I have deleted the reoccurring downtime, and Nagios' performance is back to normal. So, does that config get stored in one of the MySQL databases? Have you heard of this issue before when reoccurring downtime is set up for ~680 hosts?
To your point - I am going to investigate getting this Splunk installation off of the Nagios server. I didn't like it from the beginning, and the integration said that's the way it must be done, but I don't believe it. Splunk should be able to connect and get what it needs without anything running on the server. I'll see where that takes me. In the meantime, as I said, any help is appreciated.
Generally when we see disk space filled up we also see crashed tables in /var/log/mysqld.log, that could be the problem, take a look in there and see if you see any crashed tables. That's usually the culprit of sudden onset slowness.

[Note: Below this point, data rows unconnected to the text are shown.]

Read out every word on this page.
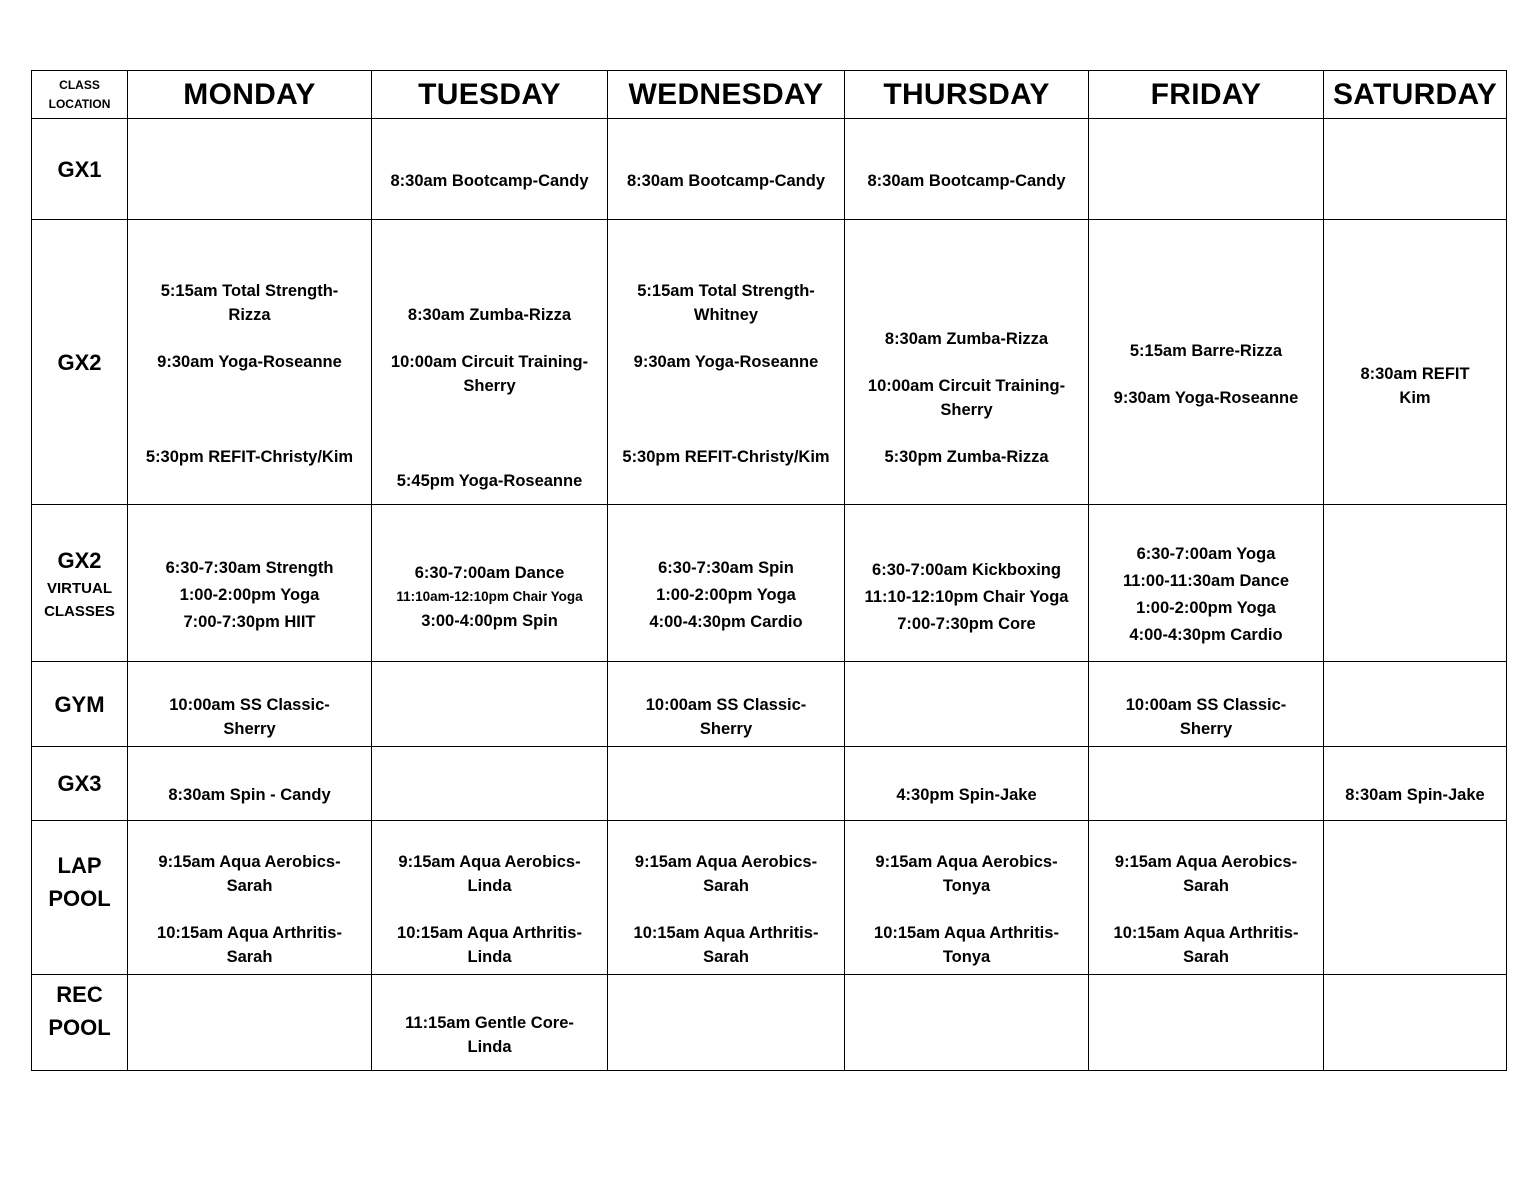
CLASS
LOCATION	MONDAY	TUESDAY	WEDNESDAY	THURSDAY	FRIDAY	SATURDAY
GX1		8:30am Bootcamp-Candy	8:30am Bootcamp-Candy	8:30am Bootcamp-Candy		

GX2	5:15am Total Strength-
Rizza
9:30am Yoga-Roseanne
5:30pm REFIT-Christy/Kim	8:30am Zumba-Rizza
10:00am Circuit Training-
Sherry
5:45pm Yoga-Roseanne	5:15am Total Strength-
Whitney
9:30am Yoga-Roseanne
5:30pm REFIT-Christy/Kim	8:30am Zumba-Rizza
10:00am Circuit Training-
Sherry
5:30pm Zumba-Rizza	5:15am Barre-Rizza
9:30am Yoga-Roseanne	8:30am REFIT
Kim

GX2
VIRTUAL
CLASSES	6:30-7:30am Strength
1:00-2:00pm Yoga
7:00-7:30pm HIIT	6:30-7:00am Dance
11:10am-12:10pm Chair Yoga
3:00-4:00pm Spin	6:30-7:30am Spin
1:00-2:00pm Yoga
4:00-4:30pm Cardio	6:30-7:00am Kickboxing
11:10-12:10pm Chair Yoga
7:00-7:30pm Core	6:30-7:00am Yoga
11:00-11:30am Dance
1:00-2:00pm Yoga
4:00-4:30pm Cardio	

GYM	10:00am SS Classic-
Sherry		10:00am SS Classic-
Sherry		10:00am SS Classic-
Sherry	

GX3	8:30am Spin - Candy			4:30pm Spin-Jake		8:30am Spin-Jake

LAP
POOL	9:15am Aqua Aerobics-
Sarah
10:15am Aqua Arthritis-
Sarah	9:15am Aqua Aerobics-
Linda
10:15am Aqua Arthritis-
Linda	9:15am Aqua Aerobics-
Sarah
10:15am Aqua Arthritis-
Sarah	9:15am Aqua Aerobics-
Tonya
10:15am Aqua Arthritis-
Tonya	9:15am Aqua Aerobics-
Sarah
10:15am Aqua Arthritis-
Sarah	

REC
POOL		11:15am Gentle Core-
Linda				
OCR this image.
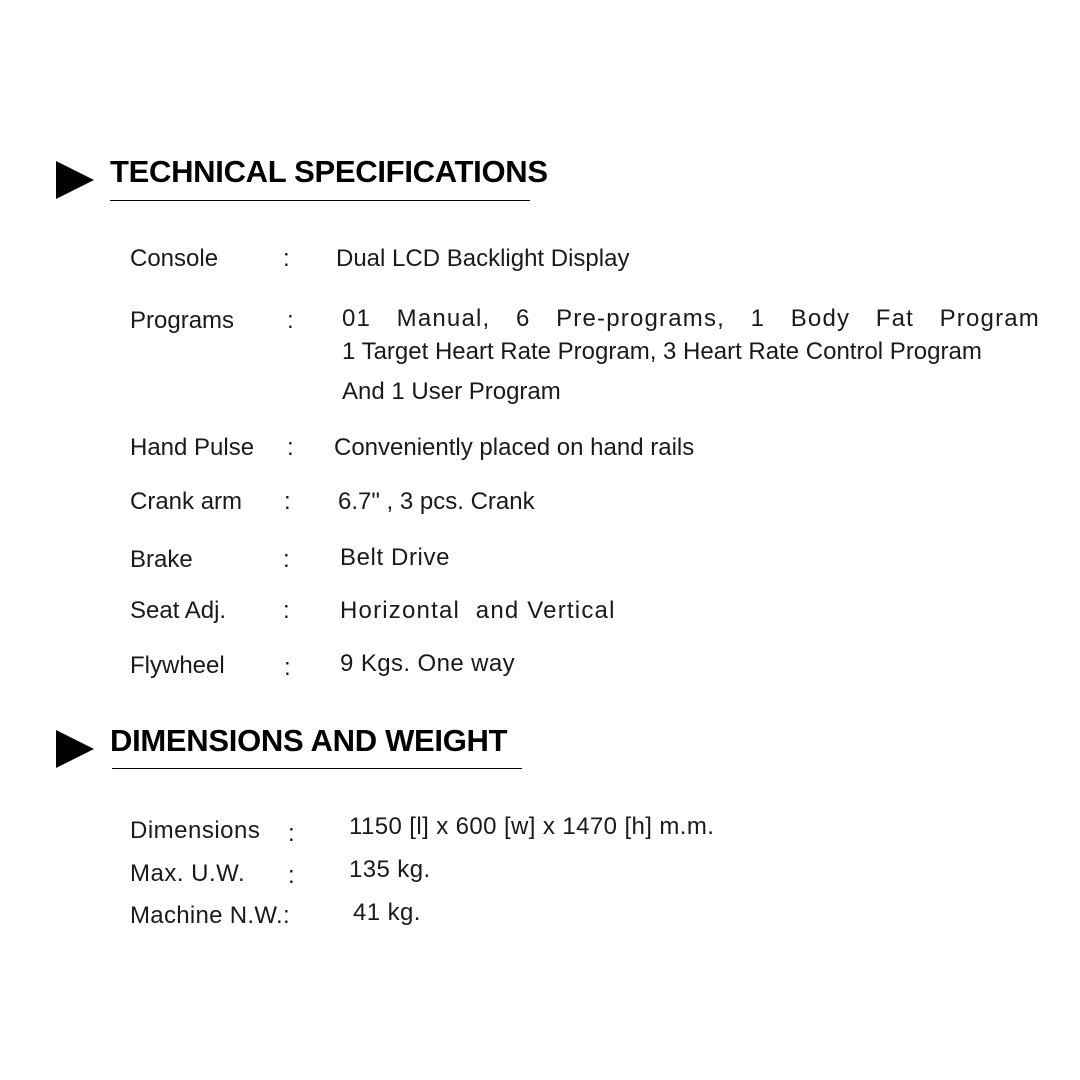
TECHNICAL SPECIFICATIONS
Console	: Dual LCD Backlight Display
Programs : 01 Manual, 6 Pre-programs, 1 Body Fat Program
1 Target Heart Rate Program, 3 Heart Rate Control Program
And 1 User Program
Hand Pulse : Conveniently placed on hand rails
Crank arm : 6.7" , 3 pcs. Crank
Brake	: Belt Drive
Seat Adj. : Horizontal  and Vertical
Flywheel : 9 Kgs. One way
DIMENSIONS AND WEIGHT
Dimensions : 1150 [l] x 600 [w] x 1470 [h] m.m.
Max. U.W. : 135 kg.
Machine N.W.:	41 kg.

I ended up looking through that log this morning and found the events below. The events through 12/13 correspond with the server running out of space, and me cleaning it up and running the repair databases shell script. All was well after that on the server and in this log. The only thing that doesn't correspond with that outage is the 'lost+found' events. Those were happening up to this morning. I went ahead and ran the repair databases script again and it completed successfully. No events have been recorded in the log since the completion of that script.

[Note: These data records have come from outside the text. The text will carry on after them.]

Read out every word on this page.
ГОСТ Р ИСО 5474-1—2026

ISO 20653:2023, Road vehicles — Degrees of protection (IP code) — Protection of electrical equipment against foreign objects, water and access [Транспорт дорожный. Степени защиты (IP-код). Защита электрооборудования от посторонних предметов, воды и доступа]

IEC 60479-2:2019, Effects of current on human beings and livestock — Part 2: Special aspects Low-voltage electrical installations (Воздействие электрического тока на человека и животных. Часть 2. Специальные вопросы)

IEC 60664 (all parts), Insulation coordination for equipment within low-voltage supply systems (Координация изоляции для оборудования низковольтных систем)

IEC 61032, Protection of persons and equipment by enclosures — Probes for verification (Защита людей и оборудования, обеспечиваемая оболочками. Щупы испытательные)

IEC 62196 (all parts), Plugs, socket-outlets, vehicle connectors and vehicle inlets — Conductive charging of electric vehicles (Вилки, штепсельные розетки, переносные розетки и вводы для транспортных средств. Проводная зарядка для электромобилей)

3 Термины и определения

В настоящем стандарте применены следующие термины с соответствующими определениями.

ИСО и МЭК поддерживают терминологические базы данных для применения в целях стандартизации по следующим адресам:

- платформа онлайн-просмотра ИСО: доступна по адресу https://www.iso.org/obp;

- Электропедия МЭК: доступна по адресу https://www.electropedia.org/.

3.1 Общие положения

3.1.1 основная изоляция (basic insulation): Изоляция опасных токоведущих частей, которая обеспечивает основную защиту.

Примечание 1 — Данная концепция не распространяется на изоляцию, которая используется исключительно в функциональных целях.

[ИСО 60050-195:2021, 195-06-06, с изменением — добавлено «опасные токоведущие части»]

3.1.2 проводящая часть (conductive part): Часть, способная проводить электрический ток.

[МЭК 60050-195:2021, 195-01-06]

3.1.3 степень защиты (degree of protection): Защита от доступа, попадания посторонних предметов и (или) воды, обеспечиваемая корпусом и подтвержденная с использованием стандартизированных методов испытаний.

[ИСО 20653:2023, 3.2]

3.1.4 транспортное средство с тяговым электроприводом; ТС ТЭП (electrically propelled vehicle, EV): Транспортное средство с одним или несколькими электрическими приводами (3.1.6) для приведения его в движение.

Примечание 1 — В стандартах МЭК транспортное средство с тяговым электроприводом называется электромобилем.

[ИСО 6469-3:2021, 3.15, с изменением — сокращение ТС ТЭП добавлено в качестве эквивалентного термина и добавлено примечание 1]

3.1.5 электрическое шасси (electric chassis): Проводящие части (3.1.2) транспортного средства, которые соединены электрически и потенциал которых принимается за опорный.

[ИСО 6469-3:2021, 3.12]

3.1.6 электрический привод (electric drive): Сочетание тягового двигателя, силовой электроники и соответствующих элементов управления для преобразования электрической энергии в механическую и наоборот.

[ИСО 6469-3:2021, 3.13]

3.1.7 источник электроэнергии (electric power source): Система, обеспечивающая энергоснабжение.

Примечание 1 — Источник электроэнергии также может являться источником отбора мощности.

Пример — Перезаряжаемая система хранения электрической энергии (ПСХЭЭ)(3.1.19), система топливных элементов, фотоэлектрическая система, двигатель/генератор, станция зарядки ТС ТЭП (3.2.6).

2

151212 20:10:15 [Warning] Disk is full writing '/tmp/ST3pL5Kr' (Errcode: 28). Waiting for someone to free
space... (Expect up to 60 secs delay for server to continue after freeing disk space)

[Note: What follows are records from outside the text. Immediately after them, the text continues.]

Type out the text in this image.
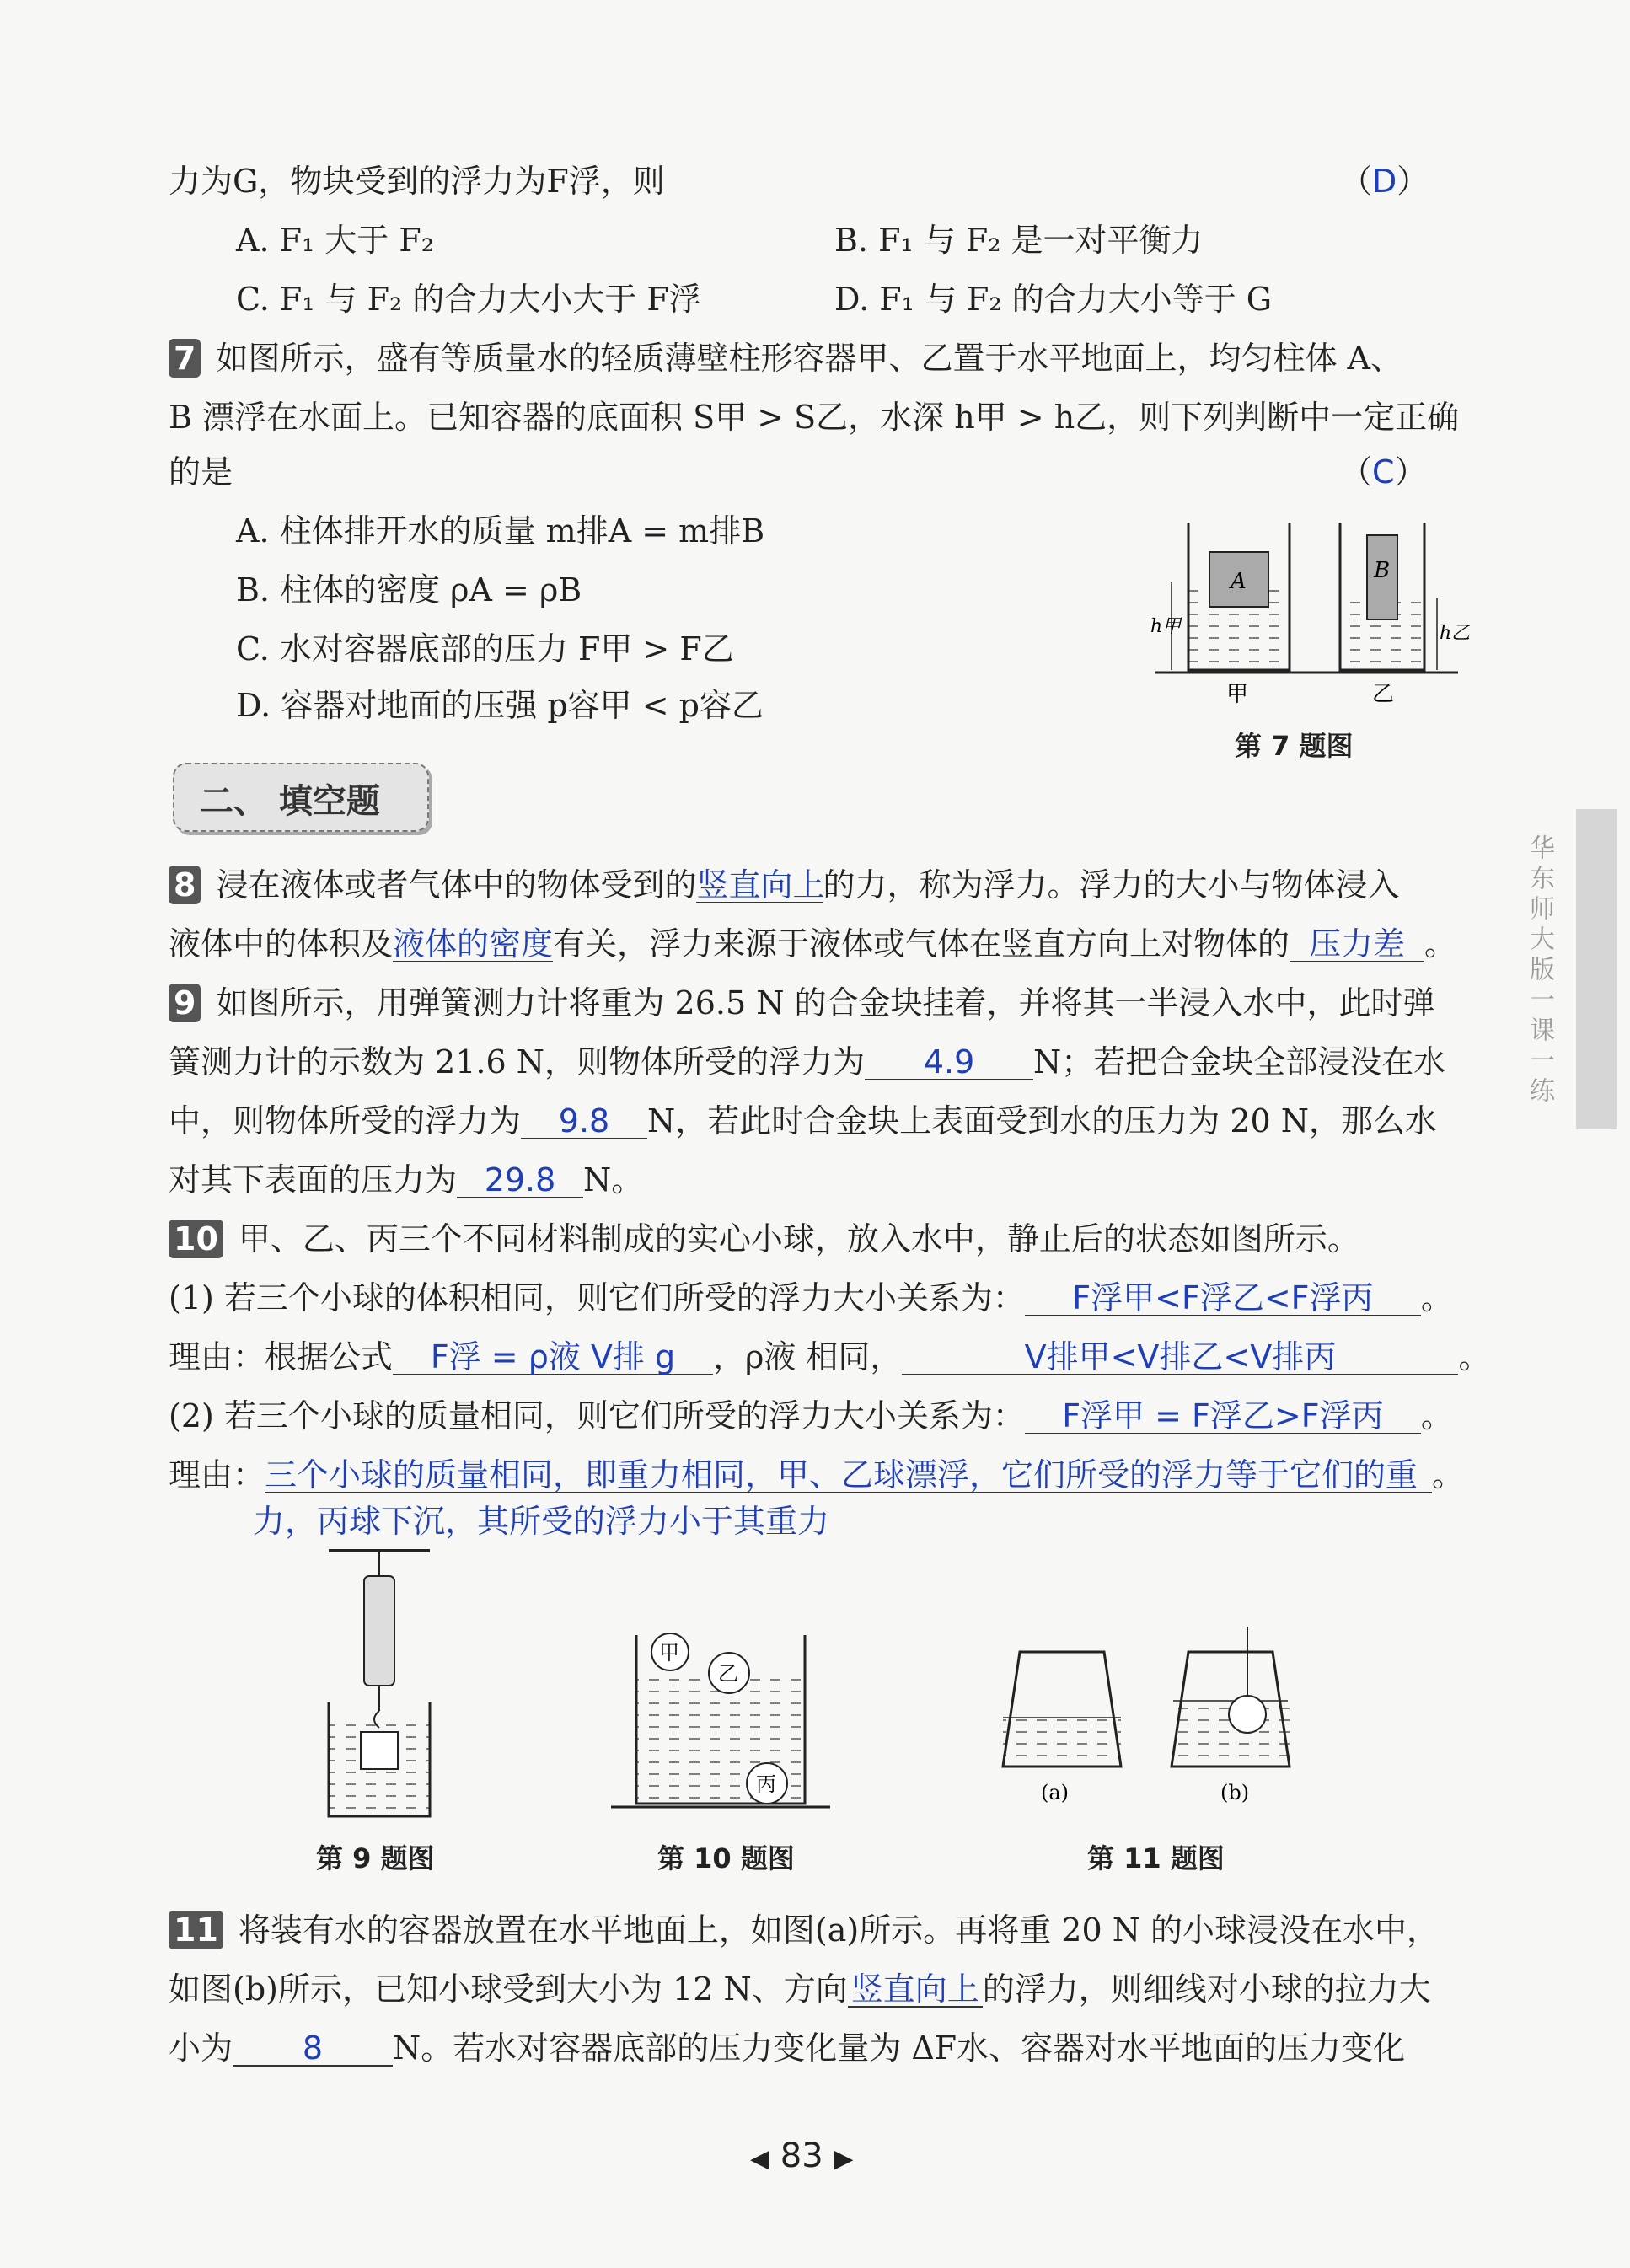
力为G，物块受到的浮力为F浮，则	（D）
A. F₁ 大于 F₂	B. F₁ 与 F₂ 是一对平衡力
C. F₁ 与 F₂ 的合力大小大于 F浮	D. F₁ 与 F₂ 的合力大小等于 G
7 如图所示，盛有等质量水的轻质薄壁柱形容器甲、乙置于水平地面上，均匀柱体 A、
B 漂浮在水面上。已知容器的底面积 S甲 > S乙，水深 h甲 > h乙，则下列判断中一定正确
的是	（C）
A. 柱体排开水的质量 m排A = m排B
B. 柱体的密度 ρA = ρB
C. 水对容器底部的压力 F甲 > F乙
D. 容器对地面的压强 p容甲 < p容乙
A
h甲
B
h乙
甲	乙
第 7 题图
二、 填空题
华东师大版一课一练
8 浸在液体或者气体中的物体受到的竖直向上的力，称为浮力。浮力的大小与物体浸入
液体中的体积及液体的密度有关，浮力来源于液体或气体在竖直方向上对物体的 压力差 。
9 如图所示，用弹簧测力计将重为 26.5 N 的合金块挂着，并将其一半浸入水中，此时弹
簧测力计的示数为 21.6 N，则物体所受的浮力为 4.9 N；若把合金块全部浸没在水
中，则物体所受的浮力为 9.8 N，若此时合金块上表面受到水的压力为 20 N，那么水
对其下表面的压力为 29.8 N。
10 甲、乙、丙三个不同材料制成的实心小球，放入水中，静止后的状态如图所示。
(1) 若三个小球的体积相同，则它们所受的浮力大小关系为： F浮甲<F浮乙<F浮丙 。
理由：根据公式 F浮 = ρ液 V排 g ，ρ液 相同，	V排甲<V排乙<V排丙	。
(2) 若三个小球的质量相同，则它们所受的浮力大小关系为： F浮甲 = F浮乙>F浮丙 。
理由：三个小球的质量相同，即重力相同，甲、乙球漂浮，它们所受的浮力等于它们的重 。
力，丙球下沉，其所受的浮力小于其重力
第 9 题图
甲
乙
丙
第 10 题图
(a)	(b)
第 11 题图
11 将装有水的容器放置在水平地面上，如图(a)所示。再将重 20 N 的小球浸没在水中，
如图(b)所示，已知小球受到大小为 12 N、方向 竖直向上 的浮力，则细线对小球的拉力大
小为 8 N。若水对容器底部的压力变化量为 ΔF水、容器对水平地面的压力变化
◀ 83 ▶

151212 20:10:15 [Warning] Retry in 60 secs. Message reprinted in 600 secs
151212 20:20:15 [Warning] Disk is full writing '/tmp/ST3pL5Kr' (Errcode: 28). Waiting for someone to free
space...151213 00:10:03 mysqld_safe Starting mysqld daemon with databases from /var/lib/mysql
151213 0:10:06 InnoDB: Initializing buffer pool, size = 8.0M
151213 0:10:06 InnoDB: Completed initialization of buffer pool
151213 0:10:10 InnoDB: Started; log sequence number 0 44233
151213 0:10:11 [Note] Event Scheduler: Loaded 0 events
151213 0:10:11 [Note] /usr/libexec/mysqld: ready for connections.
Version: '5.1.73' socket: '/var/lib/mysql/mysql.sock' port: 3306 Source distribution
151213 0:21:56 [ERROR] /usr/libexec/mysqld: Incorrect key file for table './nagios/nagios_logentries.MYI
'; try to repair it
151213 0:21:56 [ERROR] /usr/libexec/mysqld: Incorrect key file for table './nagios/nagios_logentries.MYI
'; try to repair it
151213 0:25:13 [ERROR] /usr/libexec/mysqld: Incorrect key file for table './nagios/nagios_logentries.MYI'; try to repair it
151213 7:00:03 [ERROR] Invalid (old?) table or database name 'lost+found'
151214 7:00:01 [ERROR] Invalid (old?) table or database name 'lost+found'
151215 7:00:01 [ERROR] Invalid (old?) table or database name 'lost+found'
151216 7:00:02 [ERROR] Invalid (old?) table or database name 'lost+found'
151216 10:08:18 [ERROR] Invalid (old?) table or database name 'lost+found'
151217 7:00:01 [ERROR] Invalid (old?) table or database name 'lost+found'
So, the log appears to be happy with the way MySQL is running, and Nagios certainly isn't showing any errors. However, the slowness is still present. Again this morning I deleted all scheduled downtime (in the Mass Acknowledge tool) and again it performed perfect after that. I still have my scheduled downtime configured (i never deleted those entries - just the downtime on the hosts). Over time, they re-populate and Nagios begins to slow down.
What else is involved with scheduling reoccurring downtime? Does it write that to a config or table?